One theory dealing with how the compounds found in Grifola frondosa wake up the immune cells deals with the chemistry of the sugars. This theory holds that the sugars are bound to proteins and once cleaved to size that can make it across the cell membrane, the sugar, attached to a protein, make their way into general circulation. The theory continues that the sugar/protein complex, once in the blood stream, is picked up by the immune system as being foreign or non-self, and an immune response is mounted.
Another theory around immune cell activation hinges on the notion that the molecular structure of Grifola frondosa’s sugar protein complex is similar to those found on the cell membrane of bacteria. When the immune system encounters these sugars they are duped into believing they have come across a virulent microbial invader. An alarm is sounded and the immune system mounts a response, though it is indeed a false alarm. As previously stated, these are only theories. There is much research that needs to be done.
Let us return to the original objective of this article; to review a possible addition to the European immune system materia medica. A number of factors have been brought forward that indicate Grifola frondosa is a likely candidate for admission to this materia medica.
For all these reasons, Grifola frondosa seems a logical prospective candidate for the materia medica. Though all the facts are not known, certainly enough is known to suggest, at a minimum, its contemplation for admission. It could be argued that enough evidence is at hand for it to be used in clinical medicine.
This article hopes to raise several important issues beyond a possible addition to the materia medica. Firstly, we are badly in need of additional immune system stimulating drugs. Our dependence upon Echinacea purpurea is unacceptable and unnecessary.
Secondly, the process of discovery must not be stunted by the current trend towards absolute verification prior to the use of safe botanical drugs. This mentality would have denied plants like Echinacea purpurea admission to the materia medica. Echinacea purpurea was used by the plains Indians to treat snake bite, it was not used to treat recurrent tonsillitis. There are no studies indicating Echinacea works in infected tonsils, yet many person has been spared a tonsillectomy with its use. Countless patients have been helped by this plant, patients that might still be unwell if it were not for its use.

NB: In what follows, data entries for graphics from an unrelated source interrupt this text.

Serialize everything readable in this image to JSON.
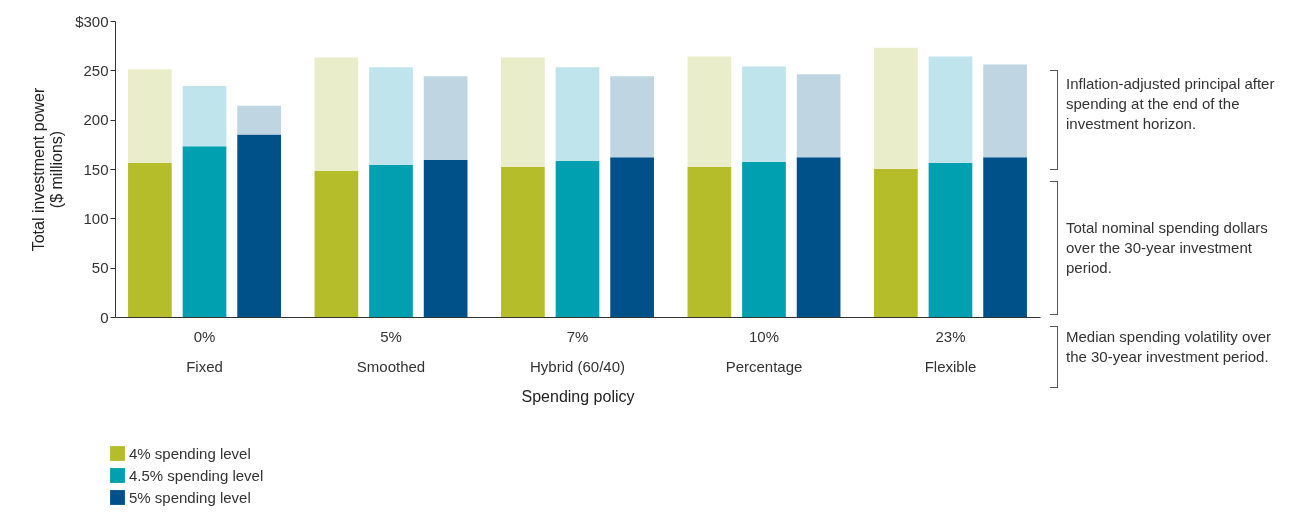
{
  "chart_data": {
    "type": "bar",
    "stacked": true,
    "xlabel": "Spending policy",
    "ylabel": "Total investment power\n($ millions)",
    "categories": [
      null,
      "0%\nFixed",
      null,
      null,
      "5%\nSmoothed",
      null,
      null,
      "7%\nHybrid (60/40)",
      null,
      null,
      "10%\nPercentage",
      null,
      null,
      "23%\nFlexible",
      null
    ],
    "ylim": [
      0,
      300
    ],
    "yticks": [
      0,
      50,
      100,
      150,
      200,
      250,
      {
        "value": 300,
        "label": "$300"
      }
    ],
    "grid": false,
    "legend": "bottom left",
    "series": [
      {
        "name": "4% spending level",
        "color": "#b5bd2a",
        "values": [
          156,
          null,
          null,
          148,
          null,
          null,
          152,
          null,
          null,
          152,
          null,
          null,
          150,
          null,
          null
        ]
      },
      {
        "name": "4.5% spending level",
        "color": "#00a0b0",
        "values": [
          null,
          173,
          null,
          null,
          154,
          null,
          null,
          158,
          null,
          null,
          157,
          null,
          null,
          156,
          null
        ]
      },
      {
        "name": "5% spending level",
        "color": "#00508a",
        "values": [
          null,
          null,
          185,
          null,
          null,
          159,
          null,
          null,
          162,
          null,
          null,
          162,
          null,
          null,
          162
        ]
      },
      {
        "color": "#eaedc9",
        "values": [
          95,
          null,
          null,
          115,
          null,
          null,
          111,
          null,
          null,
          112,
          null,
          null,
          123,
          null,
          null
        ]
      },
      {
        "color": "#bfe4eb",
        "values": [
          null,
          61,
          null,
          null,
          99,
          null,
          null,
          95,
          null,
          null,
          97,
          null,
          null,
          108,
          null
        ]
      },
      {
        "color": "#bfd5e2",
        "values": [
          null,
          null,
          29,
          null,
          null,
          85,
          null,
          null,
          82,
          null,
          null,
          84,
          null,
          null,
          94
        ]
      }
    ],
    "annotations": [
      "Inflation-adjusted principal after spending at the end of the investment horizon.",
      "Total nominal spending dollars over the 30-year investment period.",
      "Median spending volatility over the 30-year investment period."
    ]
  }
}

Certainly it is not being suggested that potentially dangerous drugs be used before substantial research is done into their possible side effects. However, Grifola frondosa is eaten as a food, it is clearly a benign drug. To deny it a place in the European materia medica would be a loss. The scientific process has its relevance, but trial and error also has a place. We must strike a balance between traditionally usage of botanical drugs and scientific research if we are to increase our materia medica. A combination of ethnobotany and scientific research could be a powerful combination in the effort to increase our materia medical.
Perhaps the first issue to be addressed is the creation of a reasonable criteria for the admission of “new” drugs into the materia medica. Whatever the process needs to be, the materia medica needs to be enlarged, and drugs like Grifola frondosa need to be reviewed.